Je pleure par intermittence, passant du rire grâce à mes enfants, aux larmes, à l’énervement, au chagrin incohérent dont seul mon conjoint est témoin…

Il n’y aura pas d’issue positive, on le sait tous. Et ça fait si mal.Et ça va si vite…

Si j’avais su, je suis furieuse, mais furieuse contre moi-même de ne pas avoir assez profité cette année passée. Je suis furieuse d’habiter si loin des miens, si loin ne ne pouvoir apporter à défaut de soutien, puisque je n’en mène pas large, une présence réconfortante.

Certains penseront que ce n’est qu’une grand-mère, que oui, je peux être triste, mas bon faut arrêter de saouler…Qui, quoi…? Que c’est de l’ordre des choses, le cours de la vie…

Mais avant d’être une grand-mère, n’est-elle pas la mère de ma mère, et la femme de mon grand-père? Je pleure pour moi mais je pleure pour eux bien tout autant. Perdre une femme qu’on a aimé tant d’années, tant que je ne saurais les compter. Perdre une maman aussi… J’ai mal pour eux, je ne sais même pas quoi leur dire. Je n’arrive pas à trouver le courage de composer les chiffres qui me permettraient de parler à mon grand-père…J’ai tellement peur de son chagrin, de pas savoir faire face, de pas savoir quoi dire. De m’effondrer et d’accentuer les choses. Je ne sais pas faire ça… Il est si perdu…Je ne sais pas gérer la tristesse et le chagrin d’un homme…Je ne supporte pas entendre les hommes de ma vie fondre en larmes, je n’y arrive pas…

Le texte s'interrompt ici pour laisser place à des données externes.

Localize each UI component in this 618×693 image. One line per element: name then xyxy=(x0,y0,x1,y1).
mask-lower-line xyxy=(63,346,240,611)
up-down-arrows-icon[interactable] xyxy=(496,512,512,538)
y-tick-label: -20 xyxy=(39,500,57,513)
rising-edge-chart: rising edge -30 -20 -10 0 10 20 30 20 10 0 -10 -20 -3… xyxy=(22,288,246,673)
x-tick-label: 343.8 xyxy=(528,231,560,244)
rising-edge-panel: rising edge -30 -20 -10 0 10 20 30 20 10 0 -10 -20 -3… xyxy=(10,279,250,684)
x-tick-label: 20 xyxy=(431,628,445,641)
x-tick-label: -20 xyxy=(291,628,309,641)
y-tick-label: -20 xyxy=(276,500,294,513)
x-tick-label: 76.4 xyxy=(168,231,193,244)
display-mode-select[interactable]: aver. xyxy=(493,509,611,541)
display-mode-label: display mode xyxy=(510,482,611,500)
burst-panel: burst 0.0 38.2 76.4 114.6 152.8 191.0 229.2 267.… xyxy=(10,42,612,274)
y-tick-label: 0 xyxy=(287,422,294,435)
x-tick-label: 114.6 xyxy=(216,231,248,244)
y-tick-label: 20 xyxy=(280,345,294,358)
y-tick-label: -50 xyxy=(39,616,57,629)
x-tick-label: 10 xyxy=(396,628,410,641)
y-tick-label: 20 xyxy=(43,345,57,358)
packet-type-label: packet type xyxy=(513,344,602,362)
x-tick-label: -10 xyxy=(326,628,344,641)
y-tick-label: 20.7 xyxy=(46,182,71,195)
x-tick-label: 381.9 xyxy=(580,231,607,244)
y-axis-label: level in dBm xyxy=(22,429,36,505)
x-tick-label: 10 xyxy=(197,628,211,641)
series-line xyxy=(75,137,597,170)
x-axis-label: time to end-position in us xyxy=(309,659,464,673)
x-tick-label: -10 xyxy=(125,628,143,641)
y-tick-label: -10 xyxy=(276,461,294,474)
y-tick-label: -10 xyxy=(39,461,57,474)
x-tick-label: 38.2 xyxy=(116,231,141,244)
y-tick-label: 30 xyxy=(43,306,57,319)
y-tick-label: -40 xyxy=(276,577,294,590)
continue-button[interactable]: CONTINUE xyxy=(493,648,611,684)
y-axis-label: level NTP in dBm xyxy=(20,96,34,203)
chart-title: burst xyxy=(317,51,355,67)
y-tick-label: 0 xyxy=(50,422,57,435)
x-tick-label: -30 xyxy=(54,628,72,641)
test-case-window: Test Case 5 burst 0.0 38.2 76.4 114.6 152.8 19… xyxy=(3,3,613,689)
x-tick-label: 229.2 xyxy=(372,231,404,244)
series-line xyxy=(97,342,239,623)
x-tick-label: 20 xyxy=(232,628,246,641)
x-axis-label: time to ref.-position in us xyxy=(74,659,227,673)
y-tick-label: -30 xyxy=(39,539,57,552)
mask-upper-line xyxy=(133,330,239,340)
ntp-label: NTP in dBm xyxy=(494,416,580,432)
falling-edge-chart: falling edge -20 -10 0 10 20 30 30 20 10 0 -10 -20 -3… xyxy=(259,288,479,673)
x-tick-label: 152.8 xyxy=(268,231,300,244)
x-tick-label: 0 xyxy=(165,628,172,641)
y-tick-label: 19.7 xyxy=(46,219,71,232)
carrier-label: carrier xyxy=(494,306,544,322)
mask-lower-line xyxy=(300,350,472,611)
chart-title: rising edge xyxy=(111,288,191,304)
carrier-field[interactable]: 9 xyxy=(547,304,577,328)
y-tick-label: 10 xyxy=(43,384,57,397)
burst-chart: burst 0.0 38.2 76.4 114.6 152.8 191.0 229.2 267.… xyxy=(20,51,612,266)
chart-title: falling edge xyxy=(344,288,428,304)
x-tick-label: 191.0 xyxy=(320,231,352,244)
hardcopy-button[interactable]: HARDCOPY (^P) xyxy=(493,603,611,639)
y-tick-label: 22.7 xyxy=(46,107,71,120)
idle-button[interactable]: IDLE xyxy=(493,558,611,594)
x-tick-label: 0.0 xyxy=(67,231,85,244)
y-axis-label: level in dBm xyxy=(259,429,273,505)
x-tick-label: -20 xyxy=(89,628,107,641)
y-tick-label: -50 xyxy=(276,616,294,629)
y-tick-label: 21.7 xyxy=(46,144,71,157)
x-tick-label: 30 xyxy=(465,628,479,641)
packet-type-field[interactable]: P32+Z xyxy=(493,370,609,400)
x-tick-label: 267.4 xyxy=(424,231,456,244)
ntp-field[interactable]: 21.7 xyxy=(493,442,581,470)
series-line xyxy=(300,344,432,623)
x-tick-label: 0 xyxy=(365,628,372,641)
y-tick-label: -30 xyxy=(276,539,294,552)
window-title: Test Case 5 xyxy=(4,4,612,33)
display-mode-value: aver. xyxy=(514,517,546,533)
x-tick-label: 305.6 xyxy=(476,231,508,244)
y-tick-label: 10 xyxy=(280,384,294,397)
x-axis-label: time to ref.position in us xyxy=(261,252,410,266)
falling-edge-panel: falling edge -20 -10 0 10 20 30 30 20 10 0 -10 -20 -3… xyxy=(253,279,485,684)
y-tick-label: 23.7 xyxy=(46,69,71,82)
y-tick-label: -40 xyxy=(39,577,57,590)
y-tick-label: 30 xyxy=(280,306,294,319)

Et de quel droit ne peut-on pas être chagriné, extrêmement chagriné de la perte d’un grand-parent? Sous prétexte de l’âge? Parce que c’est « normal »? 69 ans, ce n’est pas si « normal »…

Et ce lien si fort qu’on a, que la distance n’a pas abimé, qu’il a juste un peu caché.

Je sais ce que je représente pour elle, et j’espère qu’inversement elle le sait aussi.

J’aimerais tellement m’allonger à côté d’elle, poser ma tête sur son épaule, lui parler, doucement, lui dire que je l’aime, que je l’aime, que je l’aime, à l’infini…Et je suis là, à des centaines de kilomètres, à tourner en rond, à attendre quoi, je n’en sais rien…Je lui envoie tous les jours des messages remplis d’amour, espérant secrètement qu’elle trouvera la force de les lire. Je fais passer des messages…Elle sait tout ça…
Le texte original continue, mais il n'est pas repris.